George was my tour guide today. Our first stop was Gythio, the largest city in Mani. I’d already been to the town several times for the market and ATM, but George showed me a new area: the port, where fishermen were setting up their morning spots and a young boy was carrying a live octopus.
Our next stop was the Diros caves, a series of underground caves that can be reached in most places only by boat (or swimming, I suppose, but that wasn’t presented as an option. If it had been, I would’ve taken it. They’ve enlarged the caves in places so that a rowboat loaded with seven or eight people can go through with much head-ducking and leaning. Then you get out of the boat and walk the last two hundred meters, through caves so high and tall that they might have inspired legends of the kingdoms of dwarves. Going through the caves was a truly amazing experience – one of those places that reminds you where the term “jaw-dropping” originated, because you realize you’ve had your mouth hanging open most of the time. I thought I’d be claustrophobic, but I could’ve gone through again and again. And Prescott might ask, “how many pictures of stalactites do we really need?” The answer, if you look at my full camera roll, is: a lot.
I had a brief thought in the caves: “we’re in trouble if there’s an earthquake.” When we emerged, George wisely suggested that I stop in a small Cave Museum (which I would’ve skipped had I been on my own). In this tiny, one-room museum, I learned that the caves were occupied until 3200 BC – there are freshwater lakes in the middle of the caves that were a life-saver for these people (I have no idea how anyone found these freshwater lakes in the dark, but that question wasn’t answered in the museum). Then there was a huge earthquake, and the entrance to the caves was sealed up, and all the people inside perished … Not a happy ending to a lengthy civilization.

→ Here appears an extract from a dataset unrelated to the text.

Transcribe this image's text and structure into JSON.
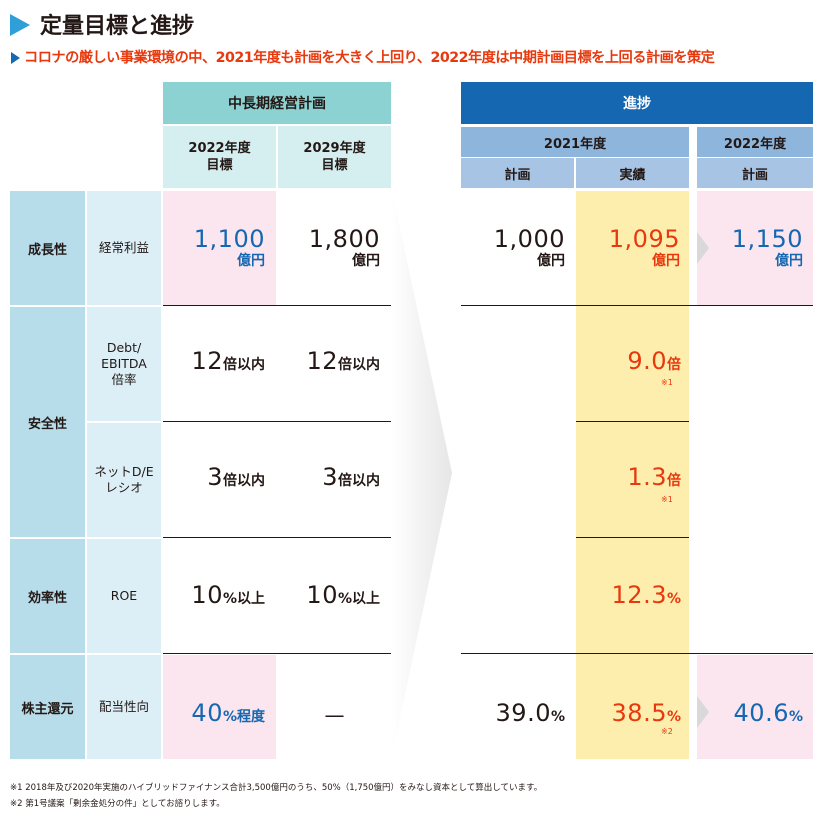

We then continued through several small villages. Mani is more populated than I might have expected, but I gather it’s because wealthy Athenians have been building beach and summer houses there (these houses almost always look like traditional Mani towers, which is an interesting choice). Our next stop was Vathia, a hill town filled with towers and old houses (apparently, the residents of the town grew so upset with each other that the north and south parts of the town did battle with each other for years).
Unlike other hilltop fortresses we’ve visited, there are still people living in some of these houses. (Pres, I thought you’d like the building strategy: put big rocks on the roof tiles so they don’t blow away).
Other buildings appear to have been occupied until very recently; we found a building that had been used for olive oil pressing, complete with millstones and a harness for a donkey, that had old ledgers lying on the floor from 1997.
And George found fresh figs in the village — there’s nothing like a warm fig fresh from the tree!
I’ll have to finish this later – it’s getting late. Goodnight!